To do this, the team developed a customised method for storing the samples, preserving them in a more gentle way, to be compatible with cellular genomic sequencing platforms at the Garvan-Weizmann Centre for Cellular Genomics.

Now, the researchers will measure the levels of more than 20,000 genes and more than 150 proteins from around 5,000 cells per sample – preparing an ambitious Breast Cancer Cell Atlas that consists of comprehensive genomic and protein measurements of a million cells.

Using their cellular genomics approaches, the scientists have already made new discoveries about breast cancers, including that white blood cells, deployed from the lymph nodes, can mount a type of immune response within a breast tumour.

Combining this new information with years of clinical data collected for each patient will provide an unprecedented look into breast cancer biology, says Associate Professor Swarbrick.

“This project has been many years in planning, but thanks to the development of the Garvan-Weizmann Center for Cellular Genomics, it is now possible to complete,” says Associate Professor Swarbrick. “You can’t do these ambitious projects in a lab – they’re only possible with genomic capabilities such as those available at Garvan.”

The team is also planning a second phase of the Breast Cancer Cell Atlas Project by integrating their genomics capabilities with new methods to visualise the precise location of cells, and the genes and proteins they produce, within the three-dimensional space of a tumour.

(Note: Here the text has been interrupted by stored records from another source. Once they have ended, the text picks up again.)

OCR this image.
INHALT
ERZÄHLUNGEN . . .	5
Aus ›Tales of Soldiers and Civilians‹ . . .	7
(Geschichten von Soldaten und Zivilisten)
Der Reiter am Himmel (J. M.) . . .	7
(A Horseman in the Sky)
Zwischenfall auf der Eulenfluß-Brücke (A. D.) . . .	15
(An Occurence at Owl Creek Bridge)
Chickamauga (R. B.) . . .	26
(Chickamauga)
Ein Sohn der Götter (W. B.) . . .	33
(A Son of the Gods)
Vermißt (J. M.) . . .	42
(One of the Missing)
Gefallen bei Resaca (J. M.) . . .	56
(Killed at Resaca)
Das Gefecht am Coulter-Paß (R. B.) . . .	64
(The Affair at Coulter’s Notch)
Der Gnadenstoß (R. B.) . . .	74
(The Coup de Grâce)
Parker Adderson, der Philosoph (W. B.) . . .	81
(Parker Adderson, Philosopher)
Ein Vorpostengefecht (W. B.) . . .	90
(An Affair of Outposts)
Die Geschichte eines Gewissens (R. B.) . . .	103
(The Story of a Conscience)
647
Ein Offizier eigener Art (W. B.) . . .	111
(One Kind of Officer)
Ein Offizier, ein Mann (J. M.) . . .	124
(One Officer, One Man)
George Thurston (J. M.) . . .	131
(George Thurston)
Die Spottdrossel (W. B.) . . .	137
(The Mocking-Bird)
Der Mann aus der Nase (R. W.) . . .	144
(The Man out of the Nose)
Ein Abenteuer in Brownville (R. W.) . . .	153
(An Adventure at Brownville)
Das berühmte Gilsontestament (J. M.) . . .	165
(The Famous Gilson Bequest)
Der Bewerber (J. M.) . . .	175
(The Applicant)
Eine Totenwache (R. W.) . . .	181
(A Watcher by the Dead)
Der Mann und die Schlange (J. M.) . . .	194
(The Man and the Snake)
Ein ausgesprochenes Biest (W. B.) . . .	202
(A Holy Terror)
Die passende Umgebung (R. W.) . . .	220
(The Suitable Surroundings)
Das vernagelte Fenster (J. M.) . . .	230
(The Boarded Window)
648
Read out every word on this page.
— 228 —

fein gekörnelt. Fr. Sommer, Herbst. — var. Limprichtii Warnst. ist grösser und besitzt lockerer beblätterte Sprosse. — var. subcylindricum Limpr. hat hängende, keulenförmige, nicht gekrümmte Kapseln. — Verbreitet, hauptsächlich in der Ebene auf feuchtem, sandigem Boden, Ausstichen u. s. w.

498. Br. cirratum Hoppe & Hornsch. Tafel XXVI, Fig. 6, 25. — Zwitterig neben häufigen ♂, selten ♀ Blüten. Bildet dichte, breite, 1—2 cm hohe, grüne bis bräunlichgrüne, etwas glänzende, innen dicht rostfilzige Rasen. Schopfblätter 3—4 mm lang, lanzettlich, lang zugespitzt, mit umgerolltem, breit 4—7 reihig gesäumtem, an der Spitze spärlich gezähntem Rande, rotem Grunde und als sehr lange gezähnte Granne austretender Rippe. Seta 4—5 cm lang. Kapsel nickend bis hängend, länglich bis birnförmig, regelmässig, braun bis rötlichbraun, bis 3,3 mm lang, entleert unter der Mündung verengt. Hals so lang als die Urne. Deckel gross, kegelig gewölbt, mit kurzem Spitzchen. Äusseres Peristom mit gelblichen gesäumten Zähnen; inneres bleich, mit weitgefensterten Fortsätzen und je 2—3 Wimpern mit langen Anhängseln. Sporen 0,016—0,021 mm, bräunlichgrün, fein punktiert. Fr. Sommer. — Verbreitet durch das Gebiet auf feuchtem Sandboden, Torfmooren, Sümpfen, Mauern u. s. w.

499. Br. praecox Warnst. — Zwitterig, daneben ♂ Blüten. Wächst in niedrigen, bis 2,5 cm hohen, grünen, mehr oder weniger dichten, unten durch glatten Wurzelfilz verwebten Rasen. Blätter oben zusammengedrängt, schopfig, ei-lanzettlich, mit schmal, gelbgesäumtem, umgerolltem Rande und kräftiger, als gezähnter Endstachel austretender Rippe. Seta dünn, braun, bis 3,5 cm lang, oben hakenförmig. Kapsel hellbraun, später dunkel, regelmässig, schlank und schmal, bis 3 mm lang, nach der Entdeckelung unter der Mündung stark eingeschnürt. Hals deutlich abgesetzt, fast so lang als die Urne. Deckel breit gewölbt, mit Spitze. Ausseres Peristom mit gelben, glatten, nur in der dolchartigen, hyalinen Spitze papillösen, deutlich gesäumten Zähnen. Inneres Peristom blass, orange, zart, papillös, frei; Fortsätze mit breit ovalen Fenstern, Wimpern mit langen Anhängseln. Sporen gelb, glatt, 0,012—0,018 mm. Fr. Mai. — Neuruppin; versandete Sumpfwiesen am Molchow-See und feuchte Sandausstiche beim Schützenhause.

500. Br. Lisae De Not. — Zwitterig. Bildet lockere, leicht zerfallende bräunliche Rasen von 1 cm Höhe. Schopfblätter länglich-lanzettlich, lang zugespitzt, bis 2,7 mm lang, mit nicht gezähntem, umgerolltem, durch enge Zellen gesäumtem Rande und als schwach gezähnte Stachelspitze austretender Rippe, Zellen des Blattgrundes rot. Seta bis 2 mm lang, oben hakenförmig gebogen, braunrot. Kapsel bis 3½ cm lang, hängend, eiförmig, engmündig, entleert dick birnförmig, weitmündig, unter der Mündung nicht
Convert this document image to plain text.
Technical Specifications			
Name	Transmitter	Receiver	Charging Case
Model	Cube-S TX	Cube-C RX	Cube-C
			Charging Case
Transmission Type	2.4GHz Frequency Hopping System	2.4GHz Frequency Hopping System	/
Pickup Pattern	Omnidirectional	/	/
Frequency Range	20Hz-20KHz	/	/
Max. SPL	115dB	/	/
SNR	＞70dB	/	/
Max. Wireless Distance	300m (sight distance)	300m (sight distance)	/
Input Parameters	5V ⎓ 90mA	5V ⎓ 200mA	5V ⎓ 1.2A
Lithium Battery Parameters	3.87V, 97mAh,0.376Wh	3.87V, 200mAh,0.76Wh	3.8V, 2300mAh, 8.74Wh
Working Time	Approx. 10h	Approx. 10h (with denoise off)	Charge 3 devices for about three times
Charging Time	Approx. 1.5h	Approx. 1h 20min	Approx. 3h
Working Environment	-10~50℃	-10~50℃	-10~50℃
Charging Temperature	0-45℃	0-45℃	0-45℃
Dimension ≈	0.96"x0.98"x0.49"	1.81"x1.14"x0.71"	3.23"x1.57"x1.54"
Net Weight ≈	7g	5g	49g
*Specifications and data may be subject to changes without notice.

This will advance the researchers’ ability to understand the important interactions between cells.

“We’ll have a rich dataset of high quality molecular and cellular data that will be multi-dimensional because of the technologies we’ve got in the building,” says Associate Professor Swarbrick. “We are leading in the application of single cell genomics to oncology.”

 The first phase of the Breast Cancer Cell Atlas project is one of six Garvan research projects funded by the National Breast Cancer Foundation.